Paulo José Santamaría Rodríguez (born 24 May 2001) is a Costa Rican professional footballer who plays as a midfielder for Super League club Persijap Jepara.

==Club career==
Born in San Ramón, Costa Rica, Santamaría represented Alajuelense as a youth. He made his first-team debut on 27 January 2019, coming on as a substitute in a 1–1 draw over Limón. In the following year, he moved on loan to Escazuceña. Santamaría returned to Alajuelense but subsequently served another loans at Pérez Zeledón and Sporting.
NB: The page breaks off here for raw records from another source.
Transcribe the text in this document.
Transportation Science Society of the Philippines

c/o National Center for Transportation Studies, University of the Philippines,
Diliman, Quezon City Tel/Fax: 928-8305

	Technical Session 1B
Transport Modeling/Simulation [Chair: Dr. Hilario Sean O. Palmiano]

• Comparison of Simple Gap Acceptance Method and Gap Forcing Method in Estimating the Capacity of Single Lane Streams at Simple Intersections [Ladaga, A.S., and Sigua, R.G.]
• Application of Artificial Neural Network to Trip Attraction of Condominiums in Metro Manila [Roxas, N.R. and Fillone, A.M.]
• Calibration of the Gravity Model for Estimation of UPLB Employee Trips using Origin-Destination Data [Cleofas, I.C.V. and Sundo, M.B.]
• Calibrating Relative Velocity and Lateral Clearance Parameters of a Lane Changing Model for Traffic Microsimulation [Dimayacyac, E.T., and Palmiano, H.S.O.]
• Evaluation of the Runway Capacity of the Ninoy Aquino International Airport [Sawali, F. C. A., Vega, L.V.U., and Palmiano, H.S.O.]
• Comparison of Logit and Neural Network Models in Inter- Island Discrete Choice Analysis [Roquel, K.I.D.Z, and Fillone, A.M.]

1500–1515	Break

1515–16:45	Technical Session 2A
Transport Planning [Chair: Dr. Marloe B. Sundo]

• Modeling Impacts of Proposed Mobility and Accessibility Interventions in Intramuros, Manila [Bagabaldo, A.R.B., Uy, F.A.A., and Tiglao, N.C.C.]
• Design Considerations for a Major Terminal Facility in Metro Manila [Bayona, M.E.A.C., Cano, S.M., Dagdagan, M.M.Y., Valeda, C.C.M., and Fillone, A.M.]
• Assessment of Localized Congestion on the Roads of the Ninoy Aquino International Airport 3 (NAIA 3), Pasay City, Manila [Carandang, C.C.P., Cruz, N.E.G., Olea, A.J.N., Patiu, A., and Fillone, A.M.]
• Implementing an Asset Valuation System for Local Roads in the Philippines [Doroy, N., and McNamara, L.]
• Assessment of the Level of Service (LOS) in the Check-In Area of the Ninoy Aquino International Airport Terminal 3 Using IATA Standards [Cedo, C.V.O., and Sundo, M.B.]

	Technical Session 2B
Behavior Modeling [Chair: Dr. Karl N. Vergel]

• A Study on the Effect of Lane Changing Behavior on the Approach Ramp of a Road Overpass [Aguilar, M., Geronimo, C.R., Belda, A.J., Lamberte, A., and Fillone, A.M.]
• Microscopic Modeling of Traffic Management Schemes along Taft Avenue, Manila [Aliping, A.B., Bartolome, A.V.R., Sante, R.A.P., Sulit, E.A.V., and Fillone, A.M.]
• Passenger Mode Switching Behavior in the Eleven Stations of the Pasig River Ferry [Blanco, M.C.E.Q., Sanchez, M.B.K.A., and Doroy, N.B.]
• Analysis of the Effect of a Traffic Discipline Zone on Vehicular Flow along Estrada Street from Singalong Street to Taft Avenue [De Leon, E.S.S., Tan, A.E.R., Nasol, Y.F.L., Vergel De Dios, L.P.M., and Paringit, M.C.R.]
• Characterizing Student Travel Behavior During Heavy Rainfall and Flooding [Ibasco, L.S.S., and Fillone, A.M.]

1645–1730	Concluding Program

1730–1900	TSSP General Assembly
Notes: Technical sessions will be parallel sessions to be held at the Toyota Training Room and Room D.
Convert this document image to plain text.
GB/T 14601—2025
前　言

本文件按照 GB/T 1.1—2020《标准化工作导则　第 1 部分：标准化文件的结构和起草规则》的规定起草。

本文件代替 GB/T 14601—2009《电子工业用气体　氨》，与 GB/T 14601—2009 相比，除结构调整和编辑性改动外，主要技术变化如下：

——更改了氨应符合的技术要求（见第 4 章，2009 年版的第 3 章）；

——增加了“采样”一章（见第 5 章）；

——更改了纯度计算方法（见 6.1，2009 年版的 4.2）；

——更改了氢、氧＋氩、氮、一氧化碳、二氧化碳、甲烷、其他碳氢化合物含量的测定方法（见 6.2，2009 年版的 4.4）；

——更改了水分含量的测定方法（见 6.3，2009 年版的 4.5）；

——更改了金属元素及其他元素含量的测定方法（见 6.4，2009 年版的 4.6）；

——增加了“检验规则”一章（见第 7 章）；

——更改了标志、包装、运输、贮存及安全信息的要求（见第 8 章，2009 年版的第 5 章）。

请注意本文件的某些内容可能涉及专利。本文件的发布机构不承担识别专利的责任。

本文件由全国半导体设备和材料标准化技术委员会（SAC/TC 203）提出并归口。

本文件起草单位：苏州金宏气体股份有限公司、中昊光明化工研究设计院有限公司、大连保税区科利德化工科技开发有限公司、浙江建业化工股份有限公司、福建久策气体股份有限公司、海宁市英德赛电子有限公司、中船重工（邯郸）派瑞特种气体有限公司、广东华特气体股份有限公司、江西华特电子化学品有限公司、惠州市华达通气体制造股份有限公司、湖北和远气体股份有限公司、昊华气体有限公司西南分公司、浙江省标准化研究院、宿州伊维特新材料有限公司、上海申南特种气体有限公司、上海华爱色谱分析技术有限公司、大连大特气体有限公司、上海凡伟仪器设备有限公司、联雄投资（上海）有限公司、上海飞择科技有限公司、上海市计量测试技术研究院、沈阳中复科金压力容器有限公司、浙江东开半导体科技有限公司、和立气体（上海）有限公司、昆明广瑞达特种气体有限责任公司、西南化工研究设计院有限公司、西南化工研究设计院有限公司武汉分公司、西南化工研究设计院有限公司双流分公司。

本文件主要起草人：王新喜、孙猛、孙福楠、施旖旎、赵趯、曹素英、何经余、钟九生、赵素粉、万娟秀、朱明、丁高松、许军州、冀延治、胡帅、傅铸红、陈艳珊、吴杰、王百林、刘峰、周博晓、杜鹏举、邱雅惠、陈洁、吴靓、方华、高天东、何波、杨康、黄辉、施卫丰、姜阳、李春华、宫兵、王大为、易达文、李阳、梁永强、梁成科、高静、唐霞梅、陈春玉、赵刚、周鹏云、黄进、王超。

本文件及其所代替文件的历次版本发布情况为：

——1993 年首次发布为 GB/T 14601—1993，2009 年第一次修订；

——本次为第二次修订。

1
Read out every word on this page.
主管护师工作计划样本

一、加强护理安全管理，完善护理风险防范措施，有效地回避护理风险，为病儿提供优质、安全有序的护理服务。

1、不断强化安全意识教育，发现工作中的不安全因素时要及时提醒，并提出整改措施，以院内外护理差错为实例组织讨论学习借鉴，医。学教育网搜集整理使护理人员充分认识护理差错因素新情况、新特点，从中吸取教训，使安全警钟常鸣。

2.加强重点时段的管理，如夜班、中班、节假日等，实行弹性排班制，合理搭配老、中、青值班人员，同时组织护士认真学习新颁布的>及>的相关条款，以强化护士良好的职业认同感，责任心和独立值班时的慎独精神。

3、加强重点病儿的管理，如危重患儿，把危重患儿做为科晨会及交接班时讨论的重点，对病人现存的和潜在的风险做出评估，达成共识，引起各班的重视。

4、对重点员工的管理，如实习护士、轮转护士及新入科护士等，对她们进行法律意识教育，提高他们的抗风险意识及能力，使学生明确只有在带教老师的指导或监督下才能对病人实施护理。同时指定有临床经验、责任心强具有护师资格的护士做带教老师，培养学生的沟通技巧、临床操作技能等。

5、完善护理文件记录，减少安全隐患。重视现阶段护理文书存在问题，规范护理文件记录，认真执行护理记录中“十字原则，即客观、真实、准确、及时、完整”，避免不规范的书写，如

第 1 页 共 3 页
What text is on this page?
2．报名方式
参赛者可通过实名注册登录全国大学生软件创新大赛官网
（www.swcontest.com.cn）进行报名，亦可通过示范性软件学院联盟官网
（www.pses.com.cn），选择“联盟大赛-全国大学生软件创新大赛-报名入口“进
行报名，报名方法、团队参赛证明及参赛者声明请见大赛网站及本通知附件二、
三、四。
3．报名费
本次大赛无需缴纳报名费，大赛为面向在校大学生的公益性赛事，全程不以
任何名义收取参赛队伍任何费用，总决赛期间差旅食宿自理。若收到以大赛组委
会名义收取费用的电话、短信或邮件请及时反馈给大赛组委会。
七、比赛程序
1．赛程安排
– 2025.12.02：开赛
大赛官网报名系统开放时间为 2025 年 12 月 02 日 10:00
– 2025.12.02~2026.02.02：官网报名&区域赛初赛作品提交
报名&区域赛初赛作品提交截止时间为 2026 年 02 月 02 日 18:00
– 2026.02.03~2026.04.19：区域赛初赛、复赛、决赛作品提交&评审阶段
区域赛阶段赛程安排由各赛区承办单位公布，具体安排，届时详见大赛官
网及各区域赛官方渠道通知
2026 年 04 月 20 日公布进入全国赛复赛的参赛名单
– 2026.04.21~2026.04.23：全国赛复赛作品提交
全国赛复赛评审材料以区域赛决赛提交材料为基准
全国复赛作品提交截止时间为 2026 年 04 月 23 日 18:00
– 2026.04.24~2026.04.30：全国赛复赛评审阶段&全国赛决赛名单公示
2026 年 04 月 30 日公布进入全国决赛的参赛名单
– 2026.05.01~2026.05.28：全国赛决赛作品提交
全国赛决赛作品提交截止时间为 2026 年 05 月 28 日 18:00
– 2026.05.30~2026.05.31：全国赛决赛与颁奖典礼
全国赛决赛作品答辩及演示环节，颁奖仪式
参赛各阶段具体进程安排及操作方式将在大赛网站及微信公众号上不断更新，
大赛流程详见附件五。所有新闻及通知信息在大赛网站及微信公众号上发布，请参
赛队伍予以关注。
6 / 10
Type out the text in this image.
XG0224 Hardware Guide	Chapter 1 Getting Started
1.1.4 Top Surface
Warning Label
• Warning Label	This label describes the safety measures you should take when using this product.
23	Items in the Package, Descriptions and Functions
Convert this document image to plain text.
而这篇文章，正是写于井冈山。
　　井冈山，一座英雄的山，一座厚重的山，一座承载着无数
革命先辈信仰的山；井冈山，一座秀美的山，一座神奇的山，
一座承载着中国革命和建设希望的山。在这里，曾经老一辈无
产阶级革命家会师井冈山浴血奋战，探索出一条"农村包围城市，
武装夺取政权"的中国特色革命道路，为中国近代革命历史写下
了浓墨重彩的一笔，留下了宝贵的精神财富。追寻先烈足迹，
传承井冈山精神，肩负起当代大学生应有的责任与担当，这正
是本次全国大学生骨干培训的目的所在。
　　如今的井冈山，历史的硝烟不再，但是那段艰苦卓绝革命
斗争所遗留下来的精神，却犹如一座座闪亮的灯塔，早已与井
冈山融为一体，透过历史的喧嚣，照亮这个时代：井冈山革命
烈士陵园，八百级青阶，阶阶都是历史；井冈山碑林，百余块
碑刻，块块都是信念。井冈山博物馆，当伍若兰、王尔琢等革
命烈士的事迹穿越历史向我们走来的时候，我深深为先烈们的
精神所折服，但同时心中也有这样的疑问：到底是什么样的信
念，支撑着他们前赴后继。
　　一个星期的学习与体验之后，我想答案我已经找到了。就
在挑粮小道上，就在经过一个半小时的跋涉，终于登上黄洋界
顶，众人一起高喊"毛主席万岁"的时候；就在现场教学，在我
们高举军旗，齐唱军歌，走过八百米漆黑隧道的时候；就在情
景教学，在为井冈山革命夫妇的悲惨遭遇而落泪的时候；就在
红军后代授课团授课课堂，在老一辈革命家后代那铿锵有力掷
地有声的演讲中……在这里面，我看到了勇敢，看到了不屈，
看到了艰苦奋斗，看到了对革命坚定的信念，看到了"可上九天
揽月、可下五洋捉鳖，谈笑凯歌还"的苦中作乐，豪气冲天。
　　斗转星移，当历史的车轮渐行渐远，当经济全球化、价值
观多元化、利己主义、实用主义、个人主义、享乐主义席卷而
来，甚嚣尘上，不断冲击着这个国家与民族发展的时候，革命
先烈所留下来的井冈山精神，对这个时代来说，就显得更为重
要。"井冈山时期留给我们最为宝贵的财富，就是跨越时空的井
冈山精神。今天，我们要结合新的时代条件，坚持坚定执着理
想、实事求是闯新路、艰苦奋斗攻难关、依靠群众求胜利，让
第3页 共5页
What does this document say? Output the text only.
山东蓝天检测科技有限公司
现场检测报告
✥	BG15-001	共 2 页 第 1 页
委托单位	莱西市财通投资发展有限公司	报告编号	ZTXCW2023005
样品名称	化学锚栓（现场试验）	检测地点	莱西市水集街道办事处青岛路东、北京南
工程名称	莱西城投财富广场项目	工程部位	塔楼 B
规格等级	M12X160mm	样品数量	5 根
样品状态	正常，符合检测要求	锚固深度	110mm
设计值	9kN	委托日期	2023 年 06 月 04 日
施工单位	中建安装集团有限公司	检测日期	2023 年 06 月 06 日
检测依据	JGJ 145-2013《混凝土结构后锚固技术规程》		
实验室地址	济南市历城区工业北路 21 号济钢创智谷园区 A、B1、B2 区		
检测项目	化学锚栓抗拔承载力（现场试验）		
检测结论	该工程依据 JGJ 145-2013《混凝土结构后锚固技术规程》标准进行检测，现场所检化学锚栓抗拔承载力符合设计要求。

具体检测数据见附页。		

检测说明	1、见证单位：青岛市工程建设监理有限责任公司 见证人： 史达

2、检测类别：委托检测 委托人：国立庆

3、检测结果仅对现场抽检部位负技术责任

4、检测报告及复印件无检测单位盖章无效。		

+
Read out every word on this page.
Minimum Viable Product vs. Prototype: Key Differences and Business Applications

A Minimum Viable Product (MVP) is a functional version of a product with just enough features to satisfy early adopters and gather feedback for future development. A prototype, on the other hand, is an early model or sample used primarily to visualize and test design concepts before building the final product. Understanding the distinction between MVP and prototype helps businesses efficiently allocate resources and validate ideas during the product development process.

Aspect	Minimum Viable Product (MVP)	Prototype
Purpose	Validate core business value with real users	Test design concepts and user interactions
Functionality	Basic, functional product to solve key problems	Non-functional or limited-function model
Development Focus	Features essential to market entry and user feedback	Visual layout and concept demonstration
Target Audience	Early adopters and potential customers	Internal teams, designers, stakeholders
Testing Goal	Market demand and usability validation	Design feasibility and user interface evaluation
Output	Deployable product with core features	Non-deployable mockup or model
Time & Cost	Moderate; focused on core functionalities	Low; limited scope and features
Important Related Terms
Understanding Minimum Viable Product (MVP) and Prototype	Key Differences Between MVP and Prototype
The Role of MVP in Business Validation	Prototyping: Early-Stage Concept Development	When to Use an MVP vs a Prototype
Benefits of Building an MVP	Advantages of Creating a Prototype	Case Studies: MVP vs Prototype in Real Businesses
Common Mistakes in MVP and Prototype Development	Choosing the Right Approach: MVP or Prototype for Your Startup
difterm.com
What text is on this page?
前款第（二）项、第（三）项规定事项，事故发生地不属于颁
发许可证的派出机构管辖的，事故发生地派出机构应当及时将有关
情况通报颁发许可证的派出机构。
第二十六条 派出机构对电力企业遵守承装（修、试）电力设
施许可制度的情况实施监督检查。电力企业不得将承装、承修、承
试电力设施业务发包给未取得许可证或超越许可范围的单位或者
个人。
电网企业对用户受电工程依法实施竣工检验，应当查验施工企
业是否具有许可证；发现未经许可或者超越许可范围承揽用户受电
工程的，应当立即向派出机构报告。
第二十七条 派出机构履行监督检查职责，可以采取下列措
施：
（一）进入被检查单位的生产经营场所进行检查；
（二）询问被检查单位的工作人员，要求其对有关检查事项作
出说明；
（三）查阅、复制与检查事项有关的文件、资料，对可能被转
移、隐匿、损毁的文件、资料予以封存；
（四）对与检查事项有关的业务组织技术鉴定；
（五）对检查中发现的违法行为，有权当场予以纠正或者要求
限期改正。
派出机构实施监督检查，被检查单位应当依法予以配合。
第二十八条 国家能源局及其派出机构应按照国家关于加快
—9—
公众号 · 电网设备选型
Santamaría then left Alajuelense and officially extended his contract with Sporting, before being loaned out for a season to Herediano in early 2025.

After playing for Sporting and Herediano, Santamaría continued his career by joining Guadalupe in June 2025. He made his club debut on 24 July 2025, coming on as a substitute in a 0–0 draw over his former club Herediano. He established himself within the first-team options, accumulating domestic experience and featuring as a primary utility choice in the central core before seeking a move abroad.

===Persijap Jepara===
In August 2026, Santamaría completed a transfer to Southeast Asia, officially signing with Indonesian top-flight side Persijap Jepara ahead of the 2026–27 Super League campaign. He was introduced as one of the club's eight new foreign signings brought in under manager Juan Cortés to strengthen the structural engine room of the squad. He made his league debut for Persijap Jepara on 6 September 2026, coming on as a starter in a 2–0 lose over Madura United.

== International career ==
In May 2023, he was named to the 22-man Costa Rica U23 squad for the 2023 Maurice Revello Tournament. Then, he made two appearances against France U23 and Qatar U23 in that tournament.